30 Apr, 14 | by BMJ
Non-communicable diseases (NCDs)—such as diabetes, cardiovascular diseases, cancers, chronic obstructive pulmonary disease, and poor mental health—are major and growing public health threats for all regions of the world—rich and poor, urban and rural. Left unchecked, the impact of these conditions on the health and economies of nations, families, and individuals can become devastating.
Rightly, therefore, the public health advocacy community has raised the alarm of a coming crisis through a large number of publications and high profile meetings, such as the UN high level summit on NCDs in September 2011. In the words of Margaret Chan, director general of the World Health Organization, “We must act now with a sense of urgency.” John Seffrin, chief executive officer of the American Cancer Society, also noted about NCDs: “If we don’t intervene, that [NCDs] will be calamitous. The cumulative economic output loss over the next few years could be as much as $47 trillion.”
The growing momentum and passion to tackle global NCDs is encouraging and laudable. At the same time, it is important to allow facts and evidence to guide action, and not get carried away by hyperbole and the notion that we know what to do. As the famous scientist Stephen Hawking said, “The greatest enemy to knowledge is not ignorance; it is the illusion of knowledge.” In a series of blogs, I wish to share eight personal reflections about NCDs, and why I think we need to be reframing the debate on solutions to the problem of global NCDs. Here is the first:
Keep the growth of NCDs in perspective by acknowledging the incredible positive changes in life expectancy and economic wellbeing the world over—thanks to development and mechanization
It has become fashionable to blame the rise of NCDs on globalization, industrialization, and urbanization. Yes, it is undoubtedly true that the rise of NCDs has coincided with these major trends. However, we also need to start acknowledging that some major health gains have occurred, and will continue to do so, thanks to these very same processes.
A huge public health success of the past century has been the major gains in life expectancy—gains that are now occurring rapidly even in the poor countries of the world. Life expectancy in the USA moved from 49.3 years in 1900 to 77.4 in 2000 and is projected to be 81.2 in 2030. Mexico, with a life expectancy of <30 years in 1900 is almost catching up with the USA, with a life expectancy of 74.9 in 2000 and a projection of 80.1 years in 2030. Life expectancy for China was 30 in 1900, 40.8 in 1950, 65.5 in 1980, 72.0 in 2000, and is projected to be 77.4 in 2030. The figures for India are <25, 37.4, 56.6, 62.9, and 72.6, respectively. Even the least developed countries of the world have shown dramatic increases from an average life expectancy of 40.8 in 1950 to 64.1 in 2000, with this projected to reach 71.5 in 2030.
These impressive gains in life expectancy have come from processes that have led to better food production and distribution, improvements in hygiene and sanitation, and also medical innovations—notably immunization against killer diseases. Many of these advances would not have been possible without economic development, technological progress, and global cooperation. This is something we need to acknowledge before demonizing industrialization and globalization for “causing” NCDs.

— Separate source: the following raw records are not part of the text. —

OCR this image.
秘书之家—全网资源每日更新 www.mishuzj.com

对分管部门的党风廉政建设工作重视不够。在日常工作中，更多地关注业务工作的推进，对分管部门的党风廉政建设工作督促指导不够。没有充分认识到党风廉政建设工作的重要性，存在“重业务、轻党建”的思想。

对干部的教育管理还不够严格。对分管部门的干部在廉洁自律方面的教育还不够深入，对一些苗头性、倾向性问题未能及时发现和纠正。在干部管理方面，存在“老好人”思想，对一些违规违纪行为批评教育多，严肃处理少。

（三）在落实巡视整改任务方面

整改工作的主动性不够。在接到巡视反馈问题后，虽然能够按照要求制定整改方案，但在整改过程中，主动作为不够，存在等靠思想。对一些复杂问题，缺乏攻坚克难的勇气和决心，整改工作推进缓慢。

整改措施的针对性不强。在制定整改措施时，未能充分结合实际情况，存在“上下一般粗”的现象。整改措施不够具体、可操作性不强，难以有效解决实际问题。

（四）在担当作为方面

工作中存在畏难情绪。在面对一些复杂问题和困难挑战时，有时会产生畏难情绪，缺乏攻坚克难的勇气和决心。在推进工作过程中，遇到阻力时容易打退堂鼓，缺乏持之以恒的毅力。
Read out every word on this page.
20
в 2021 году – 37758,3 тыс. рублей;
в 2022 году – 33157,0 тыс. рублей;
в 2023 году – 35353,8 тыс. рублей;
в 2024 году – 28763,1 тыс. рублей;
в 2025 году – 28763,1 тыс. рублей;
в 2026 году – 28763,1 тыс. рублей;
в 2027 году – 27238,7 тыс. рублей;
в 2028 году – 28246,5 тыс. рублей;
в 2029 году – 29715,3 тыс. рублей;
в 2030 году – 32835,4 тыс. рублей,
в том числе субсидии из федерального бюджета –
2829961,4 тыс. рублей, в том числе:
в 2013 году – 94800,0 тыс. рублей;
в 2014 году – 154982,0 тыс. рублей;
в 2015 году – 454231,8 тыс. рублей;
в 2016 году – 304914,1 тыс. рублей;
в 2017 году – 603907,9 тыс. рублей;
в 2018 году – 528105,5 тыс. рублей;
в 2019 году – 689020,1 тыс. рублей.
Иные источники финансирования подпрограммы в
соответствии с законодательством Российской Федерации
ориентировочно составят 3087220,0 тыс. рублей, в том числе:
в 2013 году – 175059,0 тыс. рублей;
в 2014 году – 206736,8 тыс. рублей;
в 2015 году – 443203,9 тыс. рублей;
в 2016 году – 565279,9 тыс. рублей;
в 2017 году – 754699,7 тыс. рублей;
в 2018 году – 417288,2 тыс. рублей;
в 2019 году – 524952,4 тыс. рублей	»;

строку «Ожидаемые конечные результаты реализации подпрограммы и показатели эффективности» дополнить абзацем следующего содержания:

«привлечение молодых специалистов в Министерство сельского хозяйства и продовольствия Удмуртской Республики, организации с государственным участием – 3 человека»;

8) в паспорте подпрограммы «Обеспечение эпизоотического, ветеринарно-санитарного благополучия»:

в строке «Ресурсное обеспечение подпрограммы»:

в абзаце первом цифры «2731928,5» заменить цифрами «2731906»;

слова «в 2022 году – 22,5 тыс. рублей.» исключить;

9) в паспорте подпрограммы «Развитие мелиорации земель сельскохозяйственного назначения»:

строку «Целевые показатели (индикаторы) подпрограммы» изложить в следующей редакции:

The past few decades have also witnessed rapid economic growth in countries that were traditionally regarded as poor or underdeveloped. The stellar example is China, which has come out of the abject poverty rate of 85% in 1981 to 13.1% in 2008, and now has a massive middle class and urban population. The economies of poor countries have grown widely, from India to Bangladesh, from South Africa to Botswana, and Brazil to Peru. In fact, several organizations project a massive shift in the global economy to emerging economies, and the International Monetary Fund forecasts that by 2030 five of the top 10 largest economies will be countries that have traditionally been regarded as poor and developing (namely China, India, Brazil, Indonesia, and Mexico). The impact of this global trend is that the size of the world’s middle class and urban populations will rise dramatically, and the numbers afflicted by poverty will drop substantially. These are reasons for celebration.

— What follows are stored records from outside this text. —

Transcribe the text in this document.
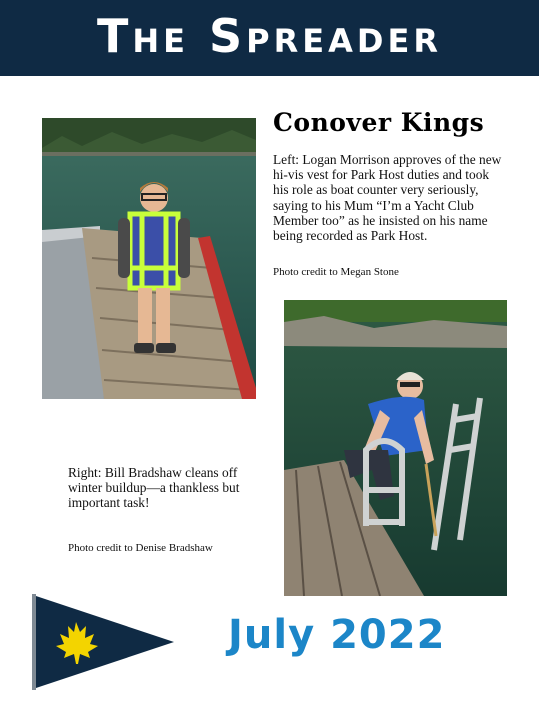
The Spreader
Conover Kings
Left: Logan Morrison approves of the new hi-vis vest for Park Host duties and took his role as boat counter very seriously, saying to his Mum “I’m a Yacht Club Member too” as he insisted on his name being recorded as Park Host.
Photo credit to Megan Stone
Right: Bill Bradshaw cleans off winter buildup—a thankless but important task!
Photo credit to Denise Bradshaw
July 2022
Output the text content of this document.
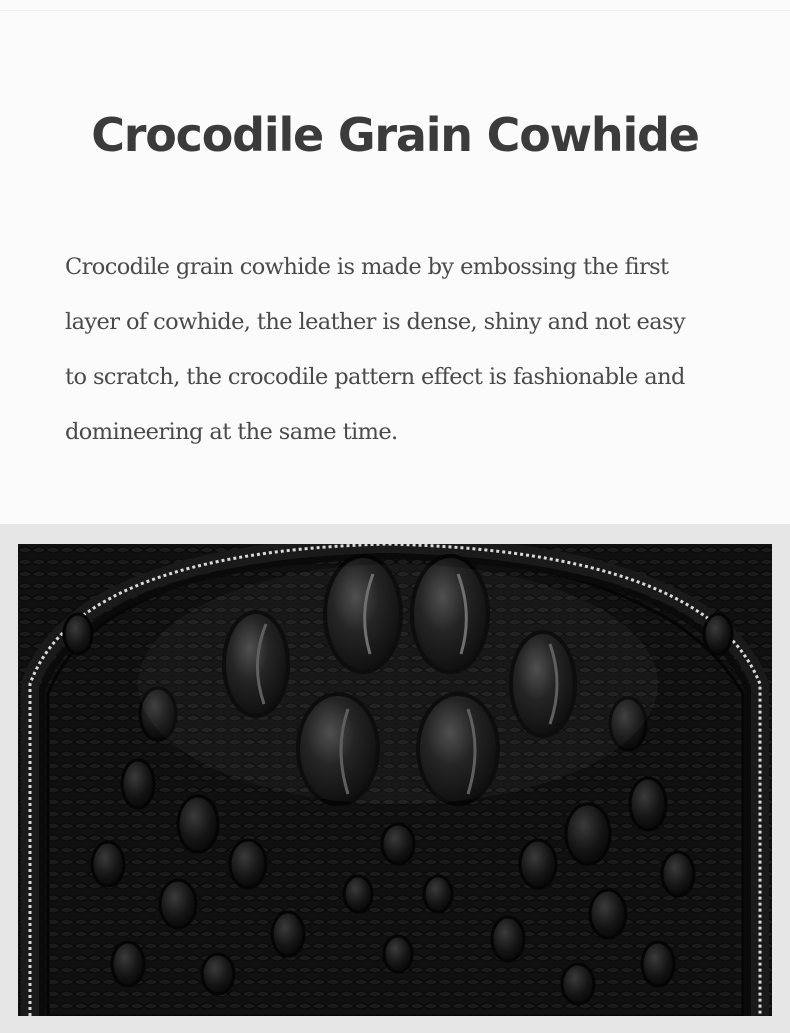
Crocodile Grain Cowhide

Crocodile grain cowhide is made by embossing the first
layer of cowhide, the leather is dense, shiny and not easy
to scratch, the crocodile pattern effect is fashionable and
domineering at the same time.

Yes, global NCDs have become a major problem and will continue to grow, and it is true that we need to act to contain them. At the same time, it is important to frame the debate not as globalization and development causing NCDs, but by acknowledging that globalization and development have fought and continue to help us fight dreaded poverty, undernutrition, and infectious diseases, liberating billions of people from hunger and inhuman living conditions. True, this comes with a price—that of the growth of NCDs. But the solutions to NCDs will likely be counterintuitive and may well reside within the innovative capacity of technology, industrialization, urbanization, agricultural reform, and more globalization, not less. It is a matter of creatively connecting the global health and global development agenda through realistic and pragmatic policy. Perhaps, it’s time to merge the World Health Organization and the World Economic Forum.
K M Venkat Narayan is Ruth and O.C. Hubert professor of global health and professor of epidemiology and medicine at Emory University Atlanta. He is a product of three continents, having lived and worked in India, United Arab Emirates, United Kingdom, and United States of America.